17. In grounds four and five, the appellant has faulted the trial court that the medical evidence was not conclusive proof of defilement and that his defence was not rebutted. The unsworn evidence of the appellant was that he was very friendly to the two complainants and that he liked them. He also stated that PW1 and PW2 used to assist him with his work in his house. After doing so, he could buy them some sweets but he never gave them money. He denied engaging in any sexual activity with the complainants. He concluded his evidence that he was never involved in any quarrel with them. After considering the evidence of the two complainants and that of the appellant, I find that the appellant was on good terms with the two complainants.
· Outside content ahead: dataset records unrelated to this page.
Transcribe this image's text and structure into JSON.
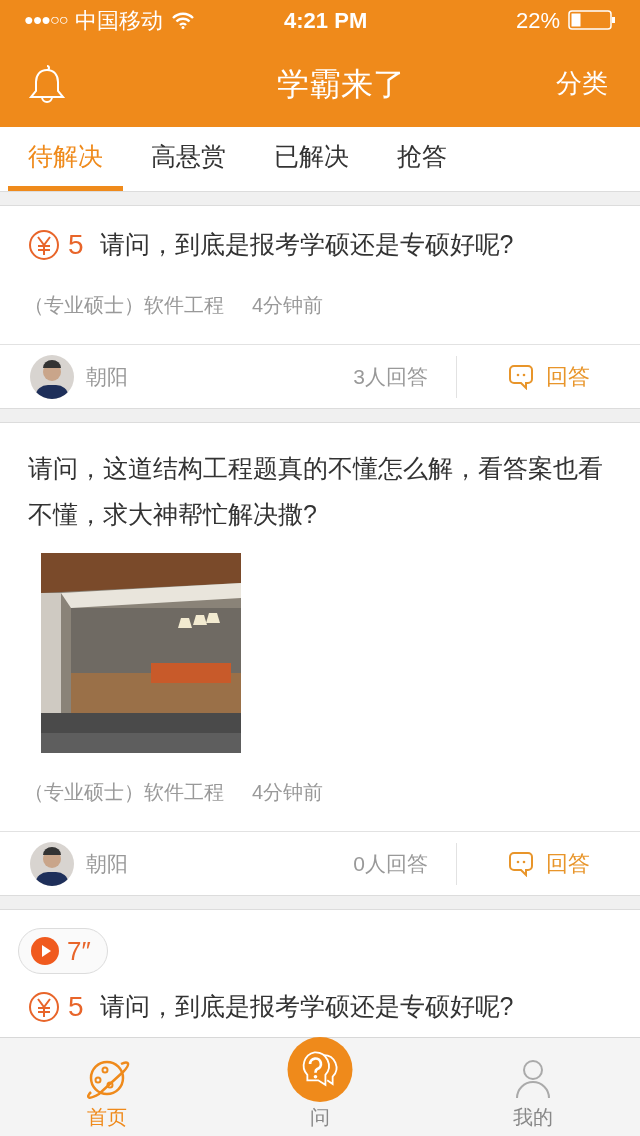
{
  "status_bar": {
    "signal": "●●●○○",
    "carrier": "中国移动",
    "time": "4:21 PM",
    "battery": "22%"
  },
  "header": {
    "title": "学霸来了",
    "action": "分类"
  },
  "tabs": [
    {
      "label": "待解决",
      "selected": true
    },
    {
      "label": "高悬赏",
      "selected": false
    },
    {
      "label": "已解决",
      "selected": false
    },
    {
      "label": "抢答",
      "selected": false
    }
  ],
  "cards": [
    {
      "reward": "5",
      "question": "请问，到底是报考学硕还是专硕好呢?",
      "category": "（专业硕士）软件工程",
      "time": "4分钟前",
      "user": "朝阳",
      "answers": "3人回答",
      "answer_button": "回答"
    },
    {
      "question": "请问，这道结构工程题真的不懂怎么解，看答案也看不懂，求大神帮忙解决撒?",
      "category": "（专业硕士）软件工程",
      "time": "4分钟前",
      "user": "朝阳",
      "answers": "0人回答",
      "answer_button": "回答"
    },
    {
      "voice": "7″",
      "reward": "5",
      "question": "请问，到底是报考学硕还是专硕好呢?"
    }
  ],
  "tab_bar": [
    {
      "label": "首页",
      "selected": true
    },
    {
      "label": "问",
      "selected": false
    },
    {
      "label": "我的",
      "selected": false
    }
  ]
}
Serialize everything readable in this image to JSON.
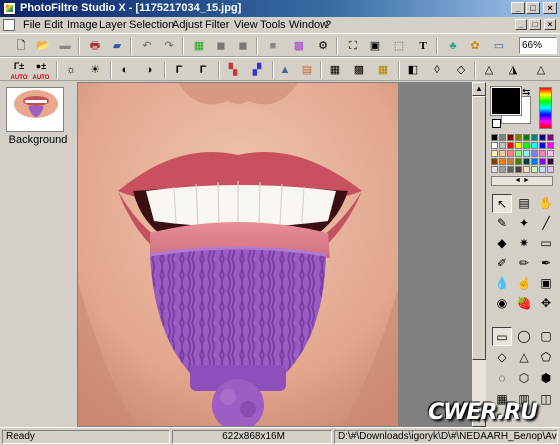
{
  "window": {
    "title": "PhotoFiltre Studio X - [1175217034_15.jpg]",
    "controls": [
      "_",
      "□",
      "×"
    ]
  },
  "menu": {
    "items": [
      "File",
      "Edit",
      "Image",
      "Layer",
      "Selection",
      "Adjust",
      "Filter",
      "View",
      "Tools",
      "Window",
      "?"
    ],
    "doc_controls": [
      "_",
      "□",
      "×"
    ]
  },
  "toolbar1": {
    "icons": [
      "new-icon",
      "open-icon",
      "save-icon",
      "print-icon",
      "scan-icon",
      "undo-icon",
      "redo-icon",
      "paste-icon",
      "copy-layer-icon",
      "duplicate-icon",
      "stop-icon",
      "grid-icon",
      "automate-icon",
      "resize-icon",
      "canvas-icon",
      "crop-icon",
      "text-icon",
      "tree-icon",
      "brush-stamp-icon",
      "screen-icon"
    ],
    "zoom": "66%"
  },
  "toolbar2": {
    "gamma_plus_label": "Γ±",
    "auto_label": "AUTO",
    "gamma_label": "Γ"
  },
  "layers": {
    "items": [
      {
        "name": "Background"
      }
    ]
  },
  "colors": {
    "foreground": "#000000",
    "background": "#ffffff",
    "palette": [
      "#000000",
      "#808080",
      "#800000",
      "#808000",
      "#008000",
      "#008080",
      "#000080",
      "#800080",
      "#ffffff",
      "#c0c0c0",
      "#ff0000",
      "#ffff00",
      "#00ff00",
      "#00ffff",
      "#0000ff",
      "#ff00ff",
      "#fff0b0",
      "#ffc8a0",
      "#ff8080",
      "#80ff80",
      "#80ffff",
      "#8080ff",
      "#ff80c0",
      "#ffc0ff",
      "#804000",
      "#ff8000",
      "#c08040",
      "#408000",
      "#004040",
      "#0080ff",
      "#8000ff",
      "#400040",
      "#e0e0e0",
      "#a0a0a0",
      "#606060",
      "#404040",
      "#ffe0c0",
      "#c0ffc0",
      "#c0e0ff",
      "#e0c0ff"
    ]
  },
  "status": {
    "ready": "Ready",
    "dimensions": "622x868x16M",
    "path": "D:\\#\\Downloads\\igoryk\\D\\#\\NEDAARH_Белор\\Avatars"
  },
  "watermark": "CWER.RU"
}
I find no reason as to why the two complainants would tell lies against the appellant. In the circumstances, I find that the defence of the appellant was considered and rightly rejected by the trial court. I therefore find that grounds four and five are lacking in merit and are hereby dismissed.
18. In grounds six and seven, the appellant merely expressed his wish to attend the hearing of his appeal which he has done and he also prayed to be supplied with a record of court proceedings and the judgement to enable him argue his appeal, which request was complied with. I therefore find that these two grounds are spent.
19. As regards sentence the appellant has submitted that the sentence of life imprisonment is unconstitutional. He relied on a number of authorities both local and those of the European Court of Human Rights and the International Covenant on Civil and Political Rights (ICCPR) in support of his argument. I find that the sentence imposed upon the appellant is permitted by both the constitution and the Sexual Offences Act. I further find that the sentence was merited. In the circumstances I find that his submissions are lacking in merit and are hereby dismissed.
20. This is a first appeal. As a first appeal court, I am required to assess the entire evidence and make my own independent findings. I have done so. As a result, I find the appellant was convicted and sentenced on ample evidence.
21. The upshot of the foregoing is that the appellant’s appeal is hereby dismissed in its entirety.
Judgement Delivered in open court at Narok this 1st day of August, 2018 in the presence of Mr. Kambo holding brief for Mr. Onduso for the appellant and Ms. Nyaroita for the state.